III) The execution of administrative contracts

As the base for the relationship between the Administration and a contracting party, the Administrative contract, and particularly its execution present some differences with regards to a classic everyday contract between two individuals. The Administration naturally benefits from certain powers that are not applicable to non public contracting party. These powers are:

1. The power of direction and control: the administration can give specific service orders concerning the execution of the contracting party’s obligations.

2. The power to “edict” sanctions: the administration may sanction the contracting party in the event of lateness or bad execution by this contracting party. The sanctions range from fines to other measures. In the event that the administration court finds the sanction to be irregular, the Administration will have to compensate the contracting party.

3. The power of unilateral termination: This power may be used as a form of sanction. It is unilaterally pronounced by the administration in the event of a grave fault on the part of the contracting party, and under the condition of eventual compensation. However, the termination may also take place without the occurrence of a fault.

4. The power of unilateral modification: This power was a controversial issue, much debated in France, until a final position regarding this power was fixed. In 1902, the administrative judge decided that the administration may change the lighting service from electricity to gas, thus forcing the contracting party to adapt.

On the other hand, the public administration may, during the execution of an administrative contract, control its execution, and it may as well bring modifications to the contract whenever it deems that the public interest so requires, but within specific limits only, as it may not bring amendments to the clauses related to the financial conditions agreed to with the other contracting party, or require the introduction of unreasonable or unlimited amendments. Moreover, it is not permissible to change the contract from a road construction contract to a bridge construction contract!!!

However, if a transport contract provides for the operation of one hundred buses for example and the administration finds out that the public interest requires that this number be increased, it may impose the increase on the contractor, and also if the administration deems that it would serve better the public interest to modernize the means of gas transport and supply to the beneficiaries or the transport of electricity and water or the means of communications and internet.

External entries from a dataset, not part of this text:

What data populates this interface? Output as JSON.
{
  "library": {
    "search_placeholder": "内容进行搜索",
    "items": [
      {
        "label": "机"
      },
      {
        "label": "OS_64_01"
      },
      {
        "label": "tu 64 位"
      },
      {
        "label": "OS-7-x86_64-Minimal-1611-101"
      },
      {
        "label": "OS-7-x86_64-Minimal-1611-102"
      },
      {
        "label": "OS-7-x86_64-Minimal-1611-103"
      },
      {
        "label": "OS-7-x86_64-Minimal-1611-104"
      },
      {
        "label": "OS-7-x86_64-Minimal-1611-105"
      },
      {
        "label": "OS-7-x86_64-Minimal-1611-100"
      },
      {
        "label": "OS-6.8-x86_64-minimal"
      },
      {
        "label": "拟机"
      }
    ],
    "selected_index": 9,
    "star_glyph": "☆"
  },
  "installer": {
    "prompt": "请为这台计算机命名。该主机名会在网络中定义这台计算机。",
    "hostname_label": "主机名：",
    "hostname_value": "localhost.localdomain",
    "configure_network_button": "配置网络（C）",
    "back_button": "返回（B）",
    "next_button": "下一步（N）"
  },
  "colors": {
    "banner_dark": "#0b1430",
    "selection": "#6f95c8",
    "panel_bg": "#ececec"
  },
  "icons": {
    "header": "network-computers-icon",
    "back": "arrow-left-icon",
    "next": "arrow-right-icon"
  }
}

It is necessary to indicate that each order issued by the administration to the contractor to execute any additional obligation beyond what is stipulated in the contract, requires that the administration indemnifies the contractor in a fair manner for all expenses incurred in the additional execution and the administrative judicial authorities have the right to order such indemnity.

In view of the foregoing, the rights of a contracting party towards the administration may be summarized as follows:

  • To receive the price agreed upon within the deadlines agreed upon;
  • To receive the indemnities due in case of any modifications brought and which result in cost increase in the contract.
  • To take into consideration all incidental events, force majeure and new developments.